Britain National Lottery operator Camelot is lobbying the Treasury to change the way it is taxed, claiming this would boost prizes and increase contributions to good causes and the London Olympics.
Camelot, which last month was awarded the next ten-year Lottery licence beginning in 2009, is urging the government to scrap the current tax of USD 0.24 on every USD 2 ticket. Instead, it is asking to be taxed in the same way as bookmakers, with a tax on gross profits. It wants the rate set at 24%.
Camelot commissioned accountancy group PricewaterhouseCoopers to produce a report that shows the changes to the tax regime would boost sales because of bigger prizes and could lead to an extra USD 169 million for good causes by 2012.
The report also claims that the Exchequer would not lose out as a result of the change and says that as a result Camelot would pay an extra USD$ 28 million a year in tax by 2012. But it would also mean that Camelot, which takes USD 1 in the USD 2, would make more profit, though the company says any change would be negligible.
It is understood to believe that it has the support of the Department of Culture, Media and Sport for the changes because of its role in raising USD 4.4 billion towards the 2012 London Olympics. Camelot argues that the Lottery is the most benign form of gambling, since it contributes heavily to good causes and has paid a total of USD 12 billion in tax since it began in 1994.

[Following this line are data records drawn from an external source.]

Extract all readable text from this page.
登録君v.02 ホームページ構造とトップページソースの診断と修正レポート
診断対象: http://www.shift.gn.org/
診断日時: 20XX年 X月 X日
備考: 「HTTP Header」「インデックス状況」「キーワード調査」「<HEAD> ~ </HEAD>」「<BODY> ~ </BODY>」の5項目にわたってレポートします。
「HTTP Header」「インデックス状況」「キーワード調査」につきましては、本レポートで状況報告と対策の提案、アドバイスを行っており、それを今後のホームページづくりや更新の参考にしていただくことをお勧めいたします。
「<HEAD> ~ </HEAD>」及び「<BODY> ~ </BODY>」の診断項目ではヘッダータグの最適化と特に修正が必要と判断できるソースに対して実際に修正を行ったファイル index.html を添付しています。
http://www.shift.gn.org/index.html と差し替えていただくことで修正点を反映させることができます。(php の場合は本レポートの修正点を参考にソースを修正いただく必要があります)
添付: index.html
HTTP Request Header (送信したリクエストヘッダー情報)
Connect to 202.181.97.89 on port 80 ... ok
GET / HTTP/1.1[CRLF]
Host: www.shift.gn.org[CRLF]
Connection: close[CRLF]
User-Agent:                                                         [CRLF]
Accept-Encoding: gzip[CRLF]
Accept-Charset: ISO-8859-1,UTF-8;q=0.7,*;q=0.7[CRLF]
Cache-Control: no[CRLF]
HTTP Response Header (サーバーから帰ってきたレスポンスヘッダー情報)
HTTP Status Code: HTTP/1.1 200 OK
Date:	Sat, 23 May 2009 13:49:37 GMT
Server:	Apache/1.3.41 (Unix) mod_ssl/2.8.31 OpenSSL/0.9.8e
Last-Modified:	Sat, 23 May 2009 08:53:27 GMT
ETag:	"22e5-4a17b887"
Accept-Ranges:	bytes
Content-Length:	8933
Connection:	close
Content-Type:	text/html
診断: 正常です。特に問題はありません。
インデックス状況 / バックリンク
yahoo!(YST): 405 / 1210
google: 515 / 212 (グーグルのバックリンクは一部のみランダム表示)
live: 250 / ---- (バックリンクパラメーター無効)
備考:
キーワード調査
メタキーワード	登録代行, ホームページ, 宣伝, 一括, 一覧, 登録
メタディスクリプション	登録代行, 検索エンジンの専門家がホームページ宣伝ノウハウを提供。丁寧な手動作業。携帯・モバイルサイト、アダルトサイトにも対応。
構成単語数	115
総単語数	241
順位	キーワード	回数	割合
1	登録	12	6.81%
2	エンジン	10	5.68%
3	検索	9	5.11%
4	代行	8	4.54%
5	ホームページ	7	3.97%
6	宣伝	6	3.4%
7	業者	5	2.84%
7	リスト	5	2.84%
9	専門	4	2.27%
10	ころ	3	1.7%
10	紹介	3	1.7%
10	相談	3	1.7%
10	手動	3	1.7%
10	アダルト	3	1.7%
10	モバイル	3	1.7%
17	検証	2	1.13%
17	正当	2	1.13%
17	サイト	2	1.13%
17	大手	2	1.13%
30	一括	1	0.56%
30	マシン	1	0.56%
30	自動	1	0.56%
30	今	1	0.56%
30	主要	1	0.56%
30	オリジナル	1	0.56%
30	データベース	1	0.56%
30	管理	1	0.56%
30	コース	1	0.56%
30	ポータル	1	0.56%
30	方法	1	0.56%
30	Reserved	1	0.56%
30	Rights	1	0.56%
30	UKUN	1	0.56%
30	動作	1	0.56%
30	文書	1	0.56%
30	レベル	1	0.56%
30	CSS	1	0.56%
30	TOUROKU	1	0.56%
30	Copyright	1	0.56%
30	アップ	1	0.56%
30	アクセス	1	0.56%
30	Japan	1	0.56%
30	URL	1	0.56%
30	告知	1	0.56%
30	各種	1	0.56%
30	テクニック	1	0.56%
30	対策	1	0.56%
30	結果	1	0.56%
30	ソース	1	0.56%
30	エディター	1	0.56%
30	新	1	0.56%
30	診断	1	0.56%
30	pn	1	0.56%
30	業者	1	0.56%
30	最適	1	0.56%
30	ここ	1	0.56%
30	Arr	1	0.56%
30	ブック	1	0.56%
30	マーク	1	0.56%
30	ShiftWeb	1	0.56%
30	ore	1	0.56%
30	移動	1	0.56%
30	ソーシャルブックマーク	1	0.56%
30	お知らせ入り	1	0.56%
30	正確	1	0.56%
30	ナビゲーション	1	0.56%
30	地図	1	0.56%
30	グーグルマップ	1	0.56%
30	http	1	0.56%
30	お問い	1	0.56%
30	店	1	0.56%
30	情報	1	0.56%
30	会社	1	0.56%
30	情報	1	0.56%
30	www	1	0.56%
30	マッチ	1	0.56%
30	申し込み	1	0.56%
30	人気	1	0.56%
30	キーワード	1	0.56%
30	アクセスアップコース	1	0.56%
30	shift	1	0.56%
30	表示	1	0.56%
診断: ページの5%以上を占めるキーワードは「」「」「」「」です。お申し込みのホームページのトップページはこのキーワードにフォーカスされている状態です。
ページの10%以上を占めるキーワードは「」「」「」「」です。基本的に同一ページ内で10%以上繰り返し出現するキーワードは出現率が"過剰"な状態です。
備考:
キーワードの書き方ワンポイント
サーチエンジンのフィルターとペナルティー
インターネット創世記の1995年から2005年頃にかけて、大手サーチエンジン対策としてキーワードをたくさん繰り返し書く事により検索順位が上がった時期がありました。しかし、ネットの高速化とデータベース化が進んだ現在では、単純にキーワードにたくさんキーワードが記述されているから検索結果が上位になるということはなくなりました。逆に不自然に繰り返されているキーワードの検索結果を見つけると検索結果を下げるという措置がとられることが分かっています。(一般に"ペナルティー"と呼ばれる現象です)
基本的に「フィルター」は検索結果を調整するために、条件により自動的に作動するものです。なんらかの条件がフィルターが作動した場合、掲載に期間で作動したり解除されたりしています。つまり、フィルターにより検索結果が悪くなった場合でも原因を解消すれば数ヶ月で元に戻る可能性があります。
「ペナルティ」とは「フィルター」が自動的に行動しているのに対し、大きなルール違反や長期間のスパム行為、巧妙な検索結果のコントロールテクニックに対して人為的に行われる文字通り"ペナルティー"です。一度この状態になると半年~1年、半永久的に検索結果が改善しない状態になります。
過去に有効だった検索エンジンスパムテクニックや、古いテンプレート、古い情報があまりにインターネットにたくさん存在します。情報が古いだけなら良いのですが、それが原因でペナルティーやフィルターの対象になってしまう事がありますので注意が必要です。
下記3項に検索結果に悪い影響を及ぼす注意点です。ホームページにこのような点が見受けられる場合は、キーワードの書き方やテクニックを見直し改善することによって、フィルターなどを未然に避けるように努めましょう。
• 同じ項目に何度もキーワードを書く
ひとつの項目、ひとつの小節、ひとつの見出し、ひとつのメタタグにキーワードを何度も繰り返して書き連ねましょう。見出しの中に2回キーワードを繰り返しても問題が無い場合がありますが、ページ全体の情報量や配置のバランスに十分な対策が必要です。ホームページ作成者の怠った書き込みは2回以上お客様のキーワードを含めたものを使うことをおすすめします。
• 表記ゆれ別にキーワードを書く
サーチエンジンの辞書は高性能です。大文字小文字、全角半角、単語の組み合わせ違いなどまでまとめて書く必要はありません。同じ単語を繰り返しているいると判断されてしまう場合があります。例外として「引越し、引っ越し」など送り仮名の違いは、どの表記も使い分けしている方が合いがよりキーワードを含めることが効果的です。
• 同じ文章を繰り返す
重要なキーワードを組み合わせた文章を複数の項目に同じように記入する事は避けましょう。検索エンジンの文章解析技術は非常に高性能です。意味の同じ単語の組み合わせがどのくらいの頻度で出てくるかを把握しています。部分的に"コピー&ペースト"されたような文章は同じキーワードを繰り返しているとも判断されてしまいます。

But it cannot vary its prizes in the face of competition from other gaming concerns, such as bookmakers, which operate under a gross profits regime. It believes Scratchcards and interactive lottery games would benefit most from bigger prizes. At present, USD 1 in every USD 2 spent on the Lottery goes in prizes while USD 0.56 goes to good causes.
“This is one of those very rare tax reforms – one that simultaneously benefits consumers, good causes and the Government,” said a Camelot spokesman. “If it was adopted in the 2008 Budget, its benefits would be felt just when the original Lottery good causes were feeling the squeeze from the Olympics.”